Note: The Ohio Supreme Court accepted an appeal from this decision and ruled that the injured worker could receive workers’ compensation, but did not find the psychiatric exclusion unconstitutional.
This case involves a psychiatric-only claim. [A claim involving a psychiatric problem without a physical injury.] The injured worker suffered the psychiatric injury as a result of accidently running over a co-worker with a tow motor.

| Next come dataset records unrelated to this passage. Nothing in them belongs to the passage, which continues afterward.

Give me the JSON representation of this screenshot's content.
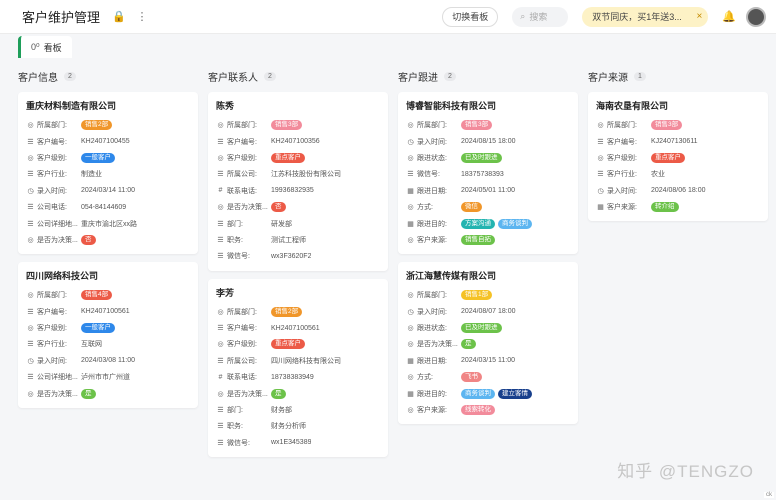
{
  "header": {
    "title": "客户维护管理",
    "switch_label": "切换看板",
    "search_placeholder": "搜索",
    "promo_text": "双节同庆，买1年送3...",
    "close_glyph": "×",
    "lock_glyph": "🔒",
    "more_glyph": "⋮",
    "bell_glyph": "🔔"
  },
  "tabs": [
    {
      "label": "看板",
      "prefix": "0⁰"
    }
  ],
  "colors": {
    "orange": "#f0962a",
    "blue": "#2e88ea",
    "red": "#ec5a47",
    "pink": "#f28b9b",
    "green": "#6cc24a",
    "yellow": "#f5c226",
    "teal": "#23b4b0",
    "navy": "#173f8c",
    "cyan": "#5cb5f0",
    "rose": "#f08585"
  },
  "columns": [
    {
      "title": "客户信息",
      "count": "2",
      "cards": [
        {
          "title": "重庆材料制造有限公司",
          "fields": [
            {
              "icon": "◎",
              "label": "所属部门:",
              "tags": [
                {
                  "text": "销售2部",
                  "color": "#f0962a"
                }
              ]
            },
            {
              "icon": "☰",
              "label": "客户编号:",
              "value": "KH2407100455"
            },
            {
              "icon": "◎",
              "label": "客户级别:",
              "tags": [
                {
                  "text": "一般客户",
                  "color": "#2e88ea"
                }
              ]
            },
            {
              "icon": "☰",
              "label": "客户行业:",
              "value": "制造业"
            },
            {
              "icon": "◷",
              "label": "录入时间:",
              "value": "2024/03/14 11:00"
            },
            {
              "icon": "☰",
              "label": "公司电话:",
              "value": "054-84144609"
            },
            {
              "icon": "☰",
              "label": "公司详细地...",
              "value": "重庆市渝北区xx路"
            },
            {
              "icon": "◎",
              "label": "是否为决策...",
              "tags": [
                {
                  "text": "否",
                  "color": "#ec5a47"
                }
              ]
            }
          ]
        },
        {
          "title": "四川网络科技公司",
          "fields": [
            {
              "icon": "◎",
              "label": "所属部门:",
              "tags": [
                {
                  "text": "销售4部",
                  "color": "#ec5a47"
                }
              ]
            },
            {
              "icon": "☰",
              "label": "客户编号:",
              "value": "KH2407100561"
            },
            {
              "icon": "◎",
              "label": "客户级别:",
              "tags": [
                {
                  "text": "一般客户",
                  "color": "#2e88ea"
                }
              ]
            },
            {
              "icon": "☰",
              "label": "客户行业:",
              "value": "互联网"
            },
            {
              "icon": "◷",
              "label": "录入时间:",
              "value": "2024/03/08 11:00"
            },
            {
              "icon": "☰",
              "label": "公司详细地...",
              "value": "泸州市市广州道"
            },
            {
              "icon": "◎",
              "label": "是否为决策...",
              "tags": [
                {
                  "text": "是",
                  "color": "#6cc24a"
                }
              ]
            }
          ]
        }
      ]
    },
    {
      "title": "客户联系人",
      "count": "2",
      "cards": [
        {
          "title": "陈秀",
          "fields": [
            {
              "icon": "◎",
              "label": "所属部门:",
              "tags": [
                {
                  "text": "销售3部",
                  "color": "#f28b9b"
                }
              ]
            },
            {
              "icon": "☰",
              "label": "客户编号:",
              "value": "KH2407100356"
            },
            {
              "icon": "◎",
              "label": "客户级别:",
              "tags": [
                {
                  "text": "重点客户",
                  "color": "#ec5a47"
                }
              ]
            },
            {
              "icon": "☰",
              "label": "所属公司:",
              "value": "江苏科技股份有限公司"
            },
            {
              "icon": "#",
              "label": "联系电话:",
              "value": "19936832935"
            },
            {
              "icon": "◎",
              "label": "是否为决策...",
              "tags": [
                {
                  "text": "否",
                  "color": "#ec5a47"
                }
              ]
            },
            {
              "icon": "☰",
              "label": "部门:",
              "value": "研发部"
            },
            {
              "icon": "☰",
              "label": "职务:",
              "value": "测试工程师"
            },
            {
              "icon": "☰",
              "label": "微信号:",
              "value": "wx3F3620F2"
            }
          ]
        },
        {
          "title": "李芳",
          "fields": [
            {
              "icon": "◎",
              "label": "所属部门:",
              "tags": [
                {
                  "text": "销售2部",
                  "color": "#f0962a"
                }
              ]
            },
            {
              "icon": "☰",
              "label": "客户编号:",
              "value": "KH2407100561"
            },
            {
              "icon": "◎",
              "label": "客户级别:",
              "tags": [
                {
                  "text": "重点客户",
                  "color": "#ec5a47"
                }
              ]
            },
            {
              "icon": "☰",
              "label": "所属公司:",
              "value": "四川网络科技有限公司"
            },
            {
              "icon": "#",
              "label": "联系电话:",
              "value": "18738383949"
            },
            {
              "icon": "◎",
              "label": "是否为决策...",
              "tags": [
                {
                  "text": "是",
                  "color": "#6cc24a"
                }
              ]
            },
            {
              "icon": "☰",
              "label": "部门:",
              "value": "财务部"
            },
            {
              "icon": "☰",
              "label": "职务:",
              "value": "财务分析师"
            },
            {
              "icon": "☰",
              "label": "微信号:",
              "value": "wx1E345389"
            }
          ]
        }
      ]
    },
    {
      "title": "客户跟进",
      "count": "2",
      "cards": [
        {
          "title": "博睿智能科技有限公司",
          "fields": [
            {
              "icon": "◎",
              "label": "所属部门:",
              "tags": [
                {
                  "text": "销售3部",
                  "color": "#f28b9b"
                }
              ]
            },
            {
              "icon": "◷",
              "label": "录入时间:",
              "value": "2024/08/15 18:00"
            },
            {
              "icon": "◎",
              "label": "跟进状态:",
              "tags": [
                {
                  "text": "已及时跟进",
                  "color": "#6cc24a"
                }
              ]
            },
            {
              "icon": "☰",
              "label": "微信号:",
              "value": "18375738393"
            },
            {
              "icon": "▦",
              "label": "跟进日期:",
              "value": "2024/05/01 11:00"
            },
            {
              "icon": "◎",
              "label": "方式:",
              "tags": [
                {
                  "text": "微信",
                  "color": "#f0962a"
                }
              ]
            },
            {
              "icon": "▦",
              "label": "跟进目的:",
              "tags": [
                {
                  "text": "方案沟通",
                  "color": "#23b4b0"
                },
                {
                  "text": "商务谈判",
                  "color": "#5cb5f0"
                }
              ]
            },
            {
              "icon": "◎",
              "label": "客户来源:",
              "tags": [
                {
                  "text": "销售自拓",
                  "color": "#6cc24a"
                }
              ]
            }
          ]
        },
        {
          "title": "浙江海慧传媒有限公司",
          "fields": [
            {
              "icon": "◎",
              "label": "所属部门:",
              "tags": [
                {
                  "text": "销售1部",
                  "color": "#f5c226"
                }
              ]
            },
            {
              "icon": "◷",
              "label": "录入时间:",
              "value": "2024/08/07 18:00"
            },
            {
              "icon": "◎",
              "label": "跟进状态:",
              "tags": [
                {
                  "text": "已及时跟进",
                  "color": "#6cc24a"
                }
              ]
            },
            {
              "icon": "◎",
              "label": "是否为决策...",
              "tags": [
                {
                  "text": "是",
                  "color": "#6cc24a"
                }
              ]
            },
            {
              "icon": "▦",
              "label": "跟进日期:",
              "value": "2024/03/15 11:00"
            },
            {
              "icon": "◎",
              "label": "方式:",
              "tags": [
                {
                  "text": "飞书",
                  "color": "#f08585"
                }
              ]
            },
            {
              "icon": "▦",
              "label": "跟进目的:",
              "tags": [
                {
                  "text": "商务谈判",
                  "color": "#5cb5f0"
                },
                {
                  "text": "建立客情",
                  "color": "#173f8c"
                }
              ]
            },
            {
              "icon": "◎",
              "label": "客户来源:",
              "tags": [
                {
                  "text": "线索转化",
                  "color": "#f28b9b"
                }
              ]
            }
          ]
        }
      ]
    },
    {
      "title": "客户来源",
      "count": "1",
      "cards": [
        {
          "title": "海南农垦有限公司",
          "fields": [
            {
              "icon": "◎",
              "label": "所属部门:",
              "tags": [
                {
                  "text": "销售3部",
                  "color": "#f28b9b"
                }
              ]
            },
            {
              "icon": "☰",
              "label": "客户编号:",
              "value": "KJ2407130611"
            },
            {
              "icon": "◎",
              "label": "客户级别:",
              "tags": [
                {
                  "text": "重点客户",
                  "color": "#ec5a47"
                }
              ]
            },
            {
              "icon": "☰",
              "label": "客户行业:",
              "value": "农业"
            },
            {
              "icon": "◷",
              "label": "录入时间:",
              "value": "2024/08/06 18:00"
            },
            {
              "icon": "▦",
              "label": "客户来源:",
              "tags": [
                {
                  "text": "转介绍",
                  "color": "#6cc24a"
                }
              ]
            }
          ]
        }
      ]
    }
  ],
  "watermark": "知乎 @TENGZO",
  "corner_label": "ck"
}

The injured worker’s claim had been disallowed because of language in R.C. 4123.01(C) which states:
“Injury” does not include:
(1) Psychiatric conditions except where the conditions have arisen from an injury or occupational disease;
The Court of Appeals found that this exclusion of psychiatric-only claims violated Equal Protection. The Court also indicated (at page 8 of its decision) that
We find the denial of compensation of employees who suffer psychiatric conditions which do not arise from a compensable injury to or occupational disease suffered by that employee is inherently unfair and contrary to the purposes of compensating workers as set forth in Section 35, Article II of the Ohio Constitution.
The Court then determined to interpret the statute in a different manner than other courts, to provide coverage to the injured worker. The Court indicated that R.C. 4123.01(C)(1) refers to a psychiatric condition which arose from “an injury.” The Court found that “an injury” existed in the present case because of the injury to the worker run over by the tow motor. Therefore, the Court found the claim compensable under the Ohio workers’ compensation system.